她面色惨白,发出一声痛苦的呻/吟,那握住脖颈的火钳般又硬又烫的手指旋即松开,韩敬已面容阴沉,但钳制的力道已经改为缓缓抚/摸。大口大口的喘息,刘玉洁仰首平静的瞪着韩敬已,眼角泛红。
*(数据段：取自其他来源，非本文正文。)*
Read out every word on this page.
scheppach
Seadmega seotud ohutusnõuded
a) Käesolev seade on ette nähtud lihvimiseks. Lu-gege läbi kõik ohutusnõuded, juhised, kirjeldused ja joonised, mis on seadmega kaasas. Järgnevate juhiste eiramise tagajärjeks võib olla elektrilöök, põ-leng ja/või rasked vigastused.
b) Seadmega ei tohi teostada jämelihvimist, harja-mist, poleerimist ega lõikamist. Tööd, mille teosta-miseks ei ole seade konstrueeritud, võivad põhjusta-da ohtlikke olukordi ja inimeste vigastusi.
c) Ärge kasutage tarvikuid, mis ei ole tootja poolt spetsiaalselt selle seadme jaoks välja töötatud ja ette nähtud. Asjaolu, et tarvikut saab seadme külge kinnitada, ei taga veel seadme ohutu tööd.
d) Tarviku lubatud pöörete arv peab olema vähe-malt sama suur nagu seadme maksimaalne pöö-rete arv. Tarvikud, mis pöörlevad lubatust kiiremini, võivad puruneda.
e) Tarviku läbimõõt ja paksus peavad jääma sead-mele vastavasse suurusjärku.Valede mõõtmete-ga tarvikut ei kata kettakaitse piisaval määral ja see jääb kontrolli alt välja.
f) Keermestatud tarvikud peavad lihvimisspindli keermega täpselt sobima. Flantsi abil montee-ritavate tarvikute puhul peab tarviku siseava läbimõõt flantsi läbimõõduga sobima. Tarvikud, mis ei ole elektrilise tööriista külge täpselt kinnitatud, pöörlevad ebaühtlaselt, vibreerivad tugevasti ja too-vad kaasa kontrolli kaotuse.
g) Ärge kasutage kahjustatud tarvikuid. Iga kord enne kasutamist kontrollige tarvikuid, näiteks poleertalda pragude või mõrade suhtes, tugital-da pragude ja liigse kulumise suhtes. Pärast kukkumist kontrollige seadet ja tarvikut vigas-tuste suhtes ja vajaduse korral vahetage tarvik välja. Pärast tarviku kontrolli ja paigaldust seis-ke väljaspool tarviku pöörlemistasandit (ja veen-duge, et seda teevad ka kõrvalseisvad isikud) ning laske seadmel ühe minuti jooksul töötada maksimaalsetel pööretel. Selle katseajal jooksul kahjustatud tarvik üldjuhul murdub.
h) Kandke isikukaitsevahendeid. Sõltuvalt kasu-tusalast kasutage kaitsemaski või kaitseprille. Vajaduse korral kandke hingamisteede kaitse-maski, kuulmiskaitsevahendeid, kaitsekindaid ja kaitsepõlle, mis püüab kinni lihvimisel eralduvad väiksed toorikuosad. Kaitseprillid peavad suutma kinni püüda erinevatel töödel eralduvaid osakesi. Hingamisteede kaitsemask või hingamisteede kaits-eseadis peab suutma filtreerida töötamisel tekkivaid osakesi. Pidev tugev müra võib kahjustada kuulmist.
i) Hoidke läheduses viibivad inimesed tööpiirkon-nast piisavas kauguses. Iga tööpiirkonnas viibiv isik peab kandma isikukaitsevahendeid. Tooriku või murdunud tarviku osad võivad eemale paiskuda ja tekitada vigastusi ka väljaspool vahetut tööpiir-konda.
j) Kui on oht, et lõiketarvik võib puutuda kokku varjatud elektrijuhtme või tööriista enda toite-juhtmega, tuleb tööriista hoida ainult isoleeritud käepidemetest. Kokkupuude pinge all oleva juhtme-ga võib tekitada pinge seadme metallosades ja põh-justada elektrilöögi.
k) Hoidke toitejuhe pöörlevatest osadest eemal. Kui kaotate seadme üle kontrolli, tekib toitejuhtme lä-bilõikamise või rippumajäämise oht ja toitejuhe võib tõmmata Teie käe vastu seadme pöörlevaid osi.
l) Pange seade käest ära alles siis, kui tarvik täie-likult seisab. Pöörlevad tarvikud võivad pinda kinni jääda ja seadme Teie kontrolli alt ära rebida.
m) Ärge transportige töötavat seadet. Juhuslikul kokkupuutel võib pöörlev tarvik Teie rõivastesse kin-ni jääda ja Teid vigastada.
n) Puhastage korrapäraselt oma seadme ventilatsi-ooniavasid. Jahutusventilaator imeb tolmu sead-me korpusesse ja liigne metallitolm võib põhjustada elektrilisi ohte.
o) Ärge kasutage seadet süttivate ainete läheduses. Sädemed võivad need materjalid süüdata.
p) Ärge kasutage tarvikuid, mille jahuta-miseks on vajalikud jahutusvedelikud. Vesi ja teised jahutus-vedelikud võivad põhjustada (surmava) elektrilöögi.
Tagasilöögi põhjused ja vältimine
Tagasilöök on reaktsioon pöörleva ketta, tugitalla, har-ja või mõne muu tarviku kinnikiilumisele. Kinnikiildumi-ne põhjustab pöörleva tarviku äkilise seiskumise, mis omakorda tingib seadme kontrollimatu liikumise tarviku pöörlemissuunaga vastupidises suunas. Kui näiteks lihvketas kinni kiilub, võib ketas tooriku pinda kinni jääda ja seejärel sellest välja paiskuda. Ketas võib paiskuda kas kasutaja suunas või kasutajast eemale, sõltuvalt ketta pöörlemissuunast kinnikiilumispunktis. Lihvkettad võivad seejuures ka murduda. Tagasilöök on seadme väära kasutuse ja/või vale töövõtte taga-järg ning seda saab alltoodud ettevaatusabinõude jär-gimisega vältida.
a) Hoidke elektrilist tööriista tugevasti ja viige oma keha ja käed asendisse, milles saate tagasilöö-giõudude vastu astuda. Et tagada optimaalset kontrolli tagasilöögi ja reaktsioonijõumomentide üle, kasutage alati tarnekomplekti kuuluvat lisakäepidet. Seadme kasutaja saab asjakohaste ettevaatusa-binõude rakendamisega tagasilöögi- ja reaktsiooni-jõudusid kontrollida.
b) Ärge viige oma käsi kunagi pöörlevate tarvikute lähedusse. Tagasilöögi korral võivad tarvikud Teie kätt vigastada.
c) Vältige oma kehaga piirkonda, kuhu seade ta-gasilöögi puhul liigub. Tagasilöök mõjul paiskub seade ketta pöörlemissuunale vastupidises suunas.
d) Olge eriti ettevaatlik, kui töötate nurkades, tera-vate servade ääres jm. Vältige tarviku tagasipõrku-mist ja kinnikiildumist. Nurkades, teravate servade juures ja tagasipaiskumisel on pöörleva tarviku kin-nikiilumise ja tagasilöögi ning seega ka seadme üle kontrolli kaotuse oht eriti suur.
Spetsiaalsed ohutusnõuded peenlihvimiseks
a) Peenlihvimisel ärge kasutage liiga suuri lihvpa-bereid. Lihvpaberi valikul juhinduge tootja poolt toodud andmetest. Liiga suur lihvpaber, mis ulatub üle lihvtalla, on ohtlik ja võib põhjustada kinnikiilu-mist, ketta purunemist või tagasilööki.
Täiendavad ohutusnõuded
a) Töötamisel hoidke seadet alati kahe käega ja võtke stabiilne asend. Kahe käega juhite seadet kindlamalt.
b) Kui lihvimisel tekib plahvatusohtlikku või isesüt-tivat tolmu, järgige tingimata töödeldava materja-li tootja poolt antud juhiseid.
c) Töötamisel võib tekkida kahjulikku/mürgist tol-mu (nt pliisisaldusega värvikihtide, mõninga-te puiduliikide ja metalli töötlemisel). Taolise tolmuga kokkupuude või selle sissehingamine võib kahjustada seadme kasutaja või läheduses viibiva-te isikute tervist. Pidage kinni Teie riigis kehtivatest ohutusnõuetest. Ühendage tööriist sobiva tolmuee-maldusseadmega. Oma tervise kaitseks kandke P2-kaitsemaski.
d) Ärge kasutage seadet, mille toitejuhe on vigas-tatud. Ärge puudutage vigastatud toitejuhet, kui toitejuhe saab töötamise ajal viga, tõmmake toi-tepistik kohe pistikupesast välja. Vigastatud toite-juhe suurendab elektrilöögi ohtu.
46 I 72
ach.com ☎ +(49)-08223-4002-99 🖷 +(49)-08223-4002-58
“都是……你干的对不对?”她问,其实心底早就有了答案。
韩敬已唇角一勾,“有证据吗?”
“当然有!找到它只是时间的问题!”
哦,那你慢慢找吧。
他俯身靠近,近到每说一句话都有火热的气息喷在她颈侧,“你觉得沈肃和刘涉川,哪一个先死比较好?”
当然是你先死比较好!!
挣不开躲不掉,怀中人用力扭肩,韩敬已神色如常,只需稍稍用力就将她压制在胸口,方才安静下来。
她不是小女孩,知道这样的挣扎并不能使自己解脱反倒会因身体的摩/擦令他产生快/感。她忍着鼓鼓的前襟被坚硬碾压的痛楚强迫自己安静,直到他稍稍放松。
“韩敬已,”刘玉洁任由他若有若无的轻啄耳珠,嗤笑,“既然你我能重生便证明苍天之上有神佛,杀了那么多人你就不害怕吗?”
“你相信惩恶扬善?”韩敬已挑眉捏起她下颌,“所谓的惩恶不就是打击坏人,其中的惩必然残酷,那么我替神佛惩罚一下沈肃和刘涉川有何不可?”
“那该由谁替神佛惩罚你?”刘玉洁无比认真的问。
自然是你啊。韩敬已笑,拥住她在空旷的殿内转了一圈,猖狂道,“陪我睡一觉我就放一个人。”